The 30-Year Mortgage Is Saving the US Economy … or Is It?

Why is the US housing market not crashing? Interest rates are up, which means more expensive mortgages, which should push down demand. House prices are already falling in other countries, by nearly 9% in Canada and 16% in New Zealand. A map from UBS shows that, worldwide, many urban housing markets are bubble territory.

But in the US, prices have barely budged. The explanation is straightforward if not exactly simple: the 30-year mortgage. It is a financial product that should not exist — and it may well be the only thing keeping the US housing market from collapsing right now.
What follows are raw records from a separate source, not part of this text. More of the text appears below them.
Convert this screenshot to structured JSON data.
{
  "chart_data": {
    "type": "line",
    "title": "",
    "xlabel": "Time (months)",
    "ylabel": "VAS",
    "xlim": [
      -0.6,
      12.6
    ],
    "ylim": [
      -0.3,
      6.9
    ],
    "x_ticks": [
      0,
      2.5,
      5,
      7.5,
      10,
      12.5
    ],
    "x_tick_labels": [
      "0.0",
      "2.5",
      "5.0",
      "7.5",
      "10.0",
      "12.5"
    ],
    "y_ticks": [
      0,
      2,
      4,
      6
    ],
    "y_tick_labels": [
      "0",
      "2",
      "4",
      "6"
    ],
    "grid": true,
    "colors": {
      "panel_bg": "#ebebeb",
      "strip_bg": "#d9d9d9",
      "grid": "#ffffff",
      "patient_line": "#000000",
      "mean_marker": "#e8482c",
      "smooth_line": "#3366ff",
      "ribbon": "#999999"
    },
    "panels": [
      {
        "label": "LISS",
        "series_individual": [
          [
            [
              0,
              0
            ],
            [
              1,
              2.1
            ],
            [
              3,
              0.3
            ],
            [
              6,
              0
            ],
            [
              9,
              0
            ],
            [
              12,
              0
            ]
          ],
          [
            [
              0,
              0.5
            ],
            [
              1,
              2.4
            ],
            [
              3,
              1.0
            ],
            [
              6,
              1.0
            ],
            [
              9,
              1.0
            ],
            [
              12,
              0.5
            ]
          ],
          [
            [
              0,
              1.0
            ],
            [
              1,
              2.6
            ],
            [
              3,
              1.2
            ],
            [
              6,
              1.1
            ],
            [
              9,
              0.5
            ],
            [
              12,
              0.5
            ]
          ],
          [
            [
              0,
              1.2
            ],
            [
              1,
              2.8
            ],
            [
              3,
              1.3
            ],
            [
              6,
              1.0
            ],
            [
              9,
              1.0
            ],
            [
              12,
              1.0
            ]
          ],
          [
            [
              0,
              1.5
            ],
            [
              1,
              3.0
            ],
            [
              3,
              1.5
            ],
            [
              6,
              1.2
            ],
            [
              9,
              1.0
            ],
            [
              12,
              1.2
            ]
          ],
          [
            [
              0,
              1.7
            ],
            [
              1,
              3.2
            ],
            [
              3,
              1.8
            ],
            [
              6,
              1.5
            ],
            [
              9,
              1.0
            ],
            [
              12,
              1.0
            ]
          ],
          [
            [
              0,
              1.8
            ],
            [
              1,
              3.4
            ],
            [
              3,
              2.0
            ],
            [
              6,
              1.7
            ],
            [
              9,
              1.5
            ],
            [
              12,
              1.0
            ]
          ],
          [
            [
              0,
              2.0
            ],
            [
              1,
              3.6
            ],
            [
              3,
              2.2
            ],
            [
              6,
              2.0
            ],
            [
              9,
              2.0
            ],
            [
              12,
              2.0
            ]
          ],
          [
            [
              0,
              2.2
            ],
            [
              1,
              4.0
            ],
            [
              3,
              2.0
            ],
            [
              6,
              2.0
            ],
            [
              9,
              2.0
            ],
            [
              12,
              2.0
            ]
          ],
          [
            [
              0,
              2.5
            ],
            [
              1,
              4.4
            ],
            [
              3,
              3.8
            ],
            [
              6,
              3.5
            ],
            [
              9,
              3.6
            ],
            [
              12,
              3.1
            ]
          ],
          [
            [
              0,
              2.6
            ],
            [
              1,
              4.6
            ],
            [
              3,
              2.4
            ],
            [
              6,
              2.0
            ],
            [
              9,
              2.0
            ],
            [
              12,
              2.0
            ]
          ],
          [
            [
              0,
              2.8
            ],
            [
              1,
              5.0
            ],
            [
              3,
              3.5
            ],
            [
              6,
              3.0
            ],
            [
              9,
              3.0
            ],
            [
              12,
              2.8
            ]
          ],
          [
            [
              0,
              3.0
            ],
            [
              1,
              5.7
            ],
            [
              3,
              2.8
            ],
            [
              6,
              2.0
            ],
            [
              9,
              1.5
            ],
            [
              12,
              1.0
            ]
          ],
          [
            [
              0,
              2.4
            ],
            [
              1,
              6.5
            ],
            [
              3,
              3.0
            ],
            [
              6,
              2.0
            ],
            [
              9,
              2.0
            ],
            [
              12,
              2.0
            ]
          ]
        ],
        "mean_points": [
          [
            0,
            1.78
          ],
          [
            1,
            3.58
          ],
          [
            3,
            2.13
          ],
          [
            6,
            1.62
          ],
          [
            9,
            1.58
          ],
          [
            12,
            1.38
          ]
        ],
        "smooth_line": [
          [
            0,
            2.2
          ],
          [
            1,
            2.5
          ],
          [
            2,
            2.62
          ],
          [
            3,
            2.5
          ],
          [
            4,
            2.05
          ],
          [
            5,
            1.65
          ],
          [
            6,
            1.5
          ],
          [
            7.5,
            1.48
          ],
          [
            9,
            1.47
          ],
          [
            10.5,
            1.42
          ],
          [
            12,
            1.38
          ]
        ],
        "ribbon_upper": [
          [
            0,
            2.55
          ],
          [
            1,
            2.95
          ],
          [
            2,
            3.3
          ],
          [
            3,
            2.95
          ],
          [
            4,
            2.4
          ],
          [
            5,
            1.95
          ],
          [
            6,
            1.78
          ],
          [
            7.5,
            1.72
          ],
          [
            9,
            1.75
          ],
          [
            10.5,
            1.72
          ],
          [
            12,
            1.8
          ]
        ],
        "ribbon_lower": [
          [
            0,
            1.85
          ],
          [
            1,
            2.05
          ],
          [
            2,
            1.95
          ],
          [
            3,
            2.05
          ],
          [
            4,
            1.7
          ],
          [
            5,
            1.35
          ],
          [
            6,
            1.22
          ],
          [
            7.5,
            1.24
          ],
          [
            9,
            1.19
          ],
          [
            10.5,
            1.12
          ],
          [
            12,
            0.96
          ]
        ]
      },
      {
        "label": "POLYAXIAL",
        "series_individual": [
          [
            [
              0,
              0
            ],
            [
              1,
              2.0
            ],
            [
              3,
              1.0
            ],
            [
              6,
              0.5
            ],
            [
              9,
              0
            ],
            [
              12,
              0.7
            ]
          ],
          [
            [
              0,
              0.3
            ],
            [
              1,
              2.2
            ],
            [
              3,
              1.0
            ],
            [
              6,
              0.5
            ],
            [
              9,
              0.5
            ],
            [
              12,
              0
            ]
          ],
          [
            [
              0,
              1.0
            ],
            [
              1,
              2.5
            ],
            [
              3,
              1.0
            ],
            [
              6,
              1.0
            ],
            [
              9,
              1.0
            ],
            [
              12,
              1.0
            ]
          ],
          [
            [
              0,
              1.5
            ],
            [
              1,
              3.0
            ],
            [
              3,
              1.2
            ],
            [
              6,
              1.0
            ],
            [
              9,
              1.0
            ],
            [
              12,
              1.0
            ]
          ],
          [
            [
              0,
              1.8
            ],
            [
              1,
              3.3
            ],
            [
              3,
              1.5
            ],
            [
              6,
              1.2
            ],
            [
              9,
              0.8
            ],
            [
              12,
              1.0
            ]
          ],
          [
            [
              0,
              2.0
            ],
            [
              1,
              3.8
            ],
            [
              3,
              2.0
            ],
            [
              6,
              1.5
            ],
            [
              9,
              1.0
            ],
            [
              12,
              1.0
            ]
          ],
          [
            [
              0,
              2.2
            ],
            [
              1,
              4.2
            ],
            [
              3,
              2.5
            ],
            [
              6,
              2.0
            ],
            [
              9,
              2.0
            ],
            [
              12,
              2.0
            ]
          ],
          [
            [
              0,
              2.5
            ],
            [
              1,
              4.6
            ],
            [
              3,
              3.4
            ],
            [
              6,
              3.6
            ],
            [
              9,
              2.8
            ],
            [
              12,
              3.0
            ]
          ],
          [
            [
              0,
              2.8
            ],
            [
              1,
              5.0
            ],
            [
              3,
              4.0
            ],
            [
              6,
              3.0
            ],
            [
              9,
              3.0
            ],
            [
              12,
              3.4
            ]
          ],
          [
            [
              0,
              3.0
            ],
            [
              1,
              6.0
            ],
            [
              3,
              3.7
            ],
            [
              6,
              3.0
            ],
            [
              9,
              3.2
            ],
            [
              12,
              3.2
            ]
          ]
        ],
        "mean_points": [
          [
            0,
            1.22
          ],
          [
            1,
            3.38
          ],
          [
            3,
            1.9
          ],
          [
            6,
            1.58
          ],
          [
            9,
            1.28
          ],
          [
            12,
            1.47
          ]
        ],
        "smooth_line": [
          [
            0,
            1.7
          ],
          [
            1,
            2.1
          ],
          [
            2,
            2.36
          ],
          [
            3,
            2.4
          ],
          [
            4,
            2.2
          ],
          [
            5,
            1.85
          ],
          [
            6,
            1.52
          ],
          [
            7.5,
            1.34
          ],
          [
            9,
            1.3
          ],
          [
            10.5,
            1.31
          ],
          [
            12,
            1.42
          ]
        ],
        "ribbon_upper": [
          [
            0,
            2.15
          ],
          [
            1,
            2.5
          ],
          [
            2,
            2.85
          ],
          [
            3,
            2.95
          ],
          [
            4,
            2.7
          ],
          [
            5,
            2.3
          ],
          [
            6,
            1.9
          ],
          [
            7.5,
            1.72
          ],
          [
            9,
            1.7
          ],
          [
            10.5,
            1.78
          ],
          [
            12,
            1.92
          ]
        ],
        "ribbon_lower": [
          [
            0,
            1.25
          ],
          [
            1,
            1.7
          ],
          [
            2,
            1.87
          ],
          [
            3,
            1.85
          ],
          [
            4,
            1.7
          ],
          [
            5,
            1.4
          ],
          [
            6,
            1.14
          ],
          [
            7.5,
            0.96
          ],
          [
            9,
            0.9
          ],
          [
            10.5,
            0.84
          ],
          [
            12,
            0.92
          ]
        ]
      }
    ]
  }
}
The risk of a housing crash is not only that people could lose their homes and much of their wealth, as they did in 2008. It’s that it could cause a deep recession. As the Great Recession showed, a recession brought on by a fall in house prices can be especially severe, since housing tends to be the largest component of household wealth. New Zealand is already in a recession, and there are concerns that the housing market will cause more economic turmoil in the UK.

Housing Crash? Not in the US | Prices are falling almost everywhere, but among wealthy countries, America's decline has been more gentle.
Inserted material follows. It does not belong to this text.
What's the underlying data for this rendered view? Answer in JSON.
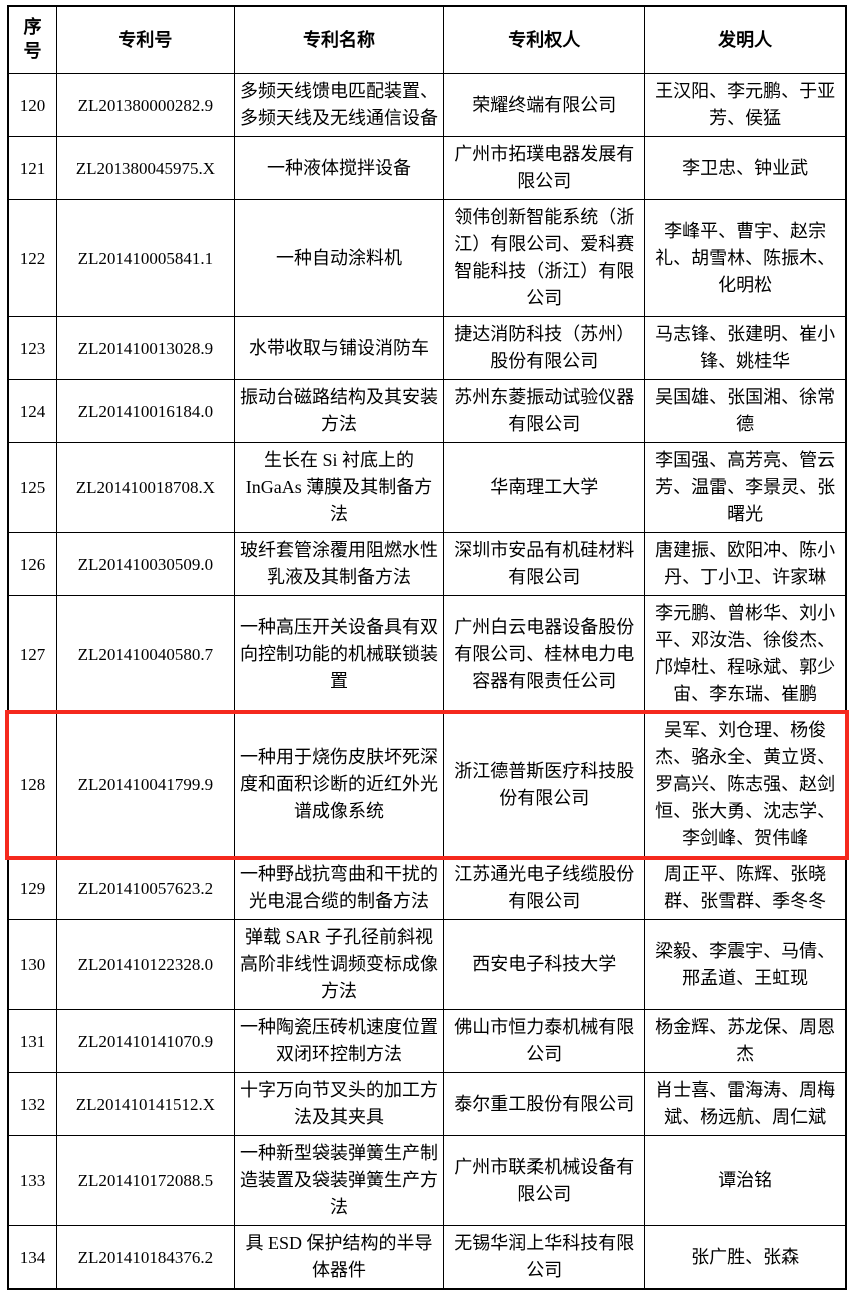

Even as prices for other things are going up, house prices aren’t, at least in developed countries. This is because house prices are more sensitive to interest rates. A decade of low rates — spurred by the US Federal Reserve’s policy of quantitative easing, in which the Fed bought up lots of mortgage-backed securities, and then accelerated by the pandemic — brought mortgage rates to historic lows in 2020 and 2021. Many Americans bought new homes or refinanced them in the last several years. Finally, there are housing shortages in desirable areas, and more foreign and investment buyers, all of which have driven up prices in the US since the last housing bust.

Nowhere in the world is the 30-year fixed-rate mortgage as popular as it is in the US — and for good reason. Fannie Mae (created in 1938) and Freddie Mac (1970) made the 30-year fixed-rate mortgage popular in the US because they would buy mortgages from banks, offloading both their rate and default risk. In the absence of government intervention, no sane banker would lend a single household so much money for 30 years at a fixed rate.